Unavailability of water connection points to District Cooling plants all across the Kingdom, says Kamal Pharran, is another challenge.
Riyadh, Saudi Arabia: With extreme high temperatures prevailing throughout the year in Saudi Arabia, electricity consumption is significantly high due to the vast use of air conditioners. In addition, as the population in the Kingdom is said to be growing, it calls for a cost-effective and energy-efficient comfort cooling solution, such as the District Cooling. However, despite the technological advancements, Kamal Pharran, CEO of Saudi Tabreed, says that the District Cooling industry in the country is encountering several challenges.

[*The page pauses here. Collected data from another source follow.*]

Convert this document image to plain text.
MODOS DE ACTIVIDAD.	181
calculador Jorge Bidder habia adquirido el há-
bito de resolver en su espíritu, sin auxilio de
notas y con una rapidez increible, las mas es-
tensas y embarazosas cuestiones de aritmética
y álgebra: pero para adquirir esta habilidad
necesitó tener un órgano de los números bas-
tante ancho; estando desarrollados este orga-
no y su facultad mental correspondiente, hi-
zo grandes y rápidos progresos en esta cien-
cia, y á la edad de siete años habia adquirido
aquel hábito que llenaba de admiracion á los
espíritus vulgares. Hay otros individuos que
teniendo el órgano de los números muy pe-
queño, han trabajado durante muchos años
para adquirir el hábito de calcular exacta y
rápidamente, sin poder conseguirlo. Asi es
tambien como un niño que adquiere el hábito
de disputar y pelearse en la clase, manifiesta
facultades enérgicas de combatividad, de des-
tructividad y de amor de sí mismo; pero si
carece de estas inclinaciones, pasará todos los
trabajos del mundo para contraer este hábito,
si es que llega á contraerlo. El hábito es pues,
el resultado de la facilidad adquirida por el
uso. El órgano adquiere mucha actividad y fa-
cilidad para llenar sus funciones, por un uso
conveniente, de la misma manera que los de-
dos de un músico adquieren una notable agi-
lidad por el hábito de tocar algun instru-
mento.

The primary challenge faced by the industry, he says, is financing, as it is linked to the “creditworthiness” of the developer/end-user. “The BOO/BOT [build-operate-transfer] framework,” says Pharran, “is very much structured for a single off-taker, provided he is capable of handling the financial commitments and, more importantly, is having the capacity needed to secure the financing.” Securing financing under private developments, he adds, without a single off-taker, is another obstacle.
Raising the second issue, Pharran says that lack of regulations for the District Cooling industry does not define the means by which revenue is collected. He explains: “District Cooling regulations are not in place to organise and stream-line the relationship between the end-user and the developer. Hence, billing and collection cycles are neither clear nor framed in a structure, where responsibilities and limitations are addressed for both parties.”
Lastly, as the Kingdom is huge, and resources, such as the availability of water connection points to any District Cooling plant is not necessarily available in every region, Pharran says, implementation of District Cooling remains a major challenge.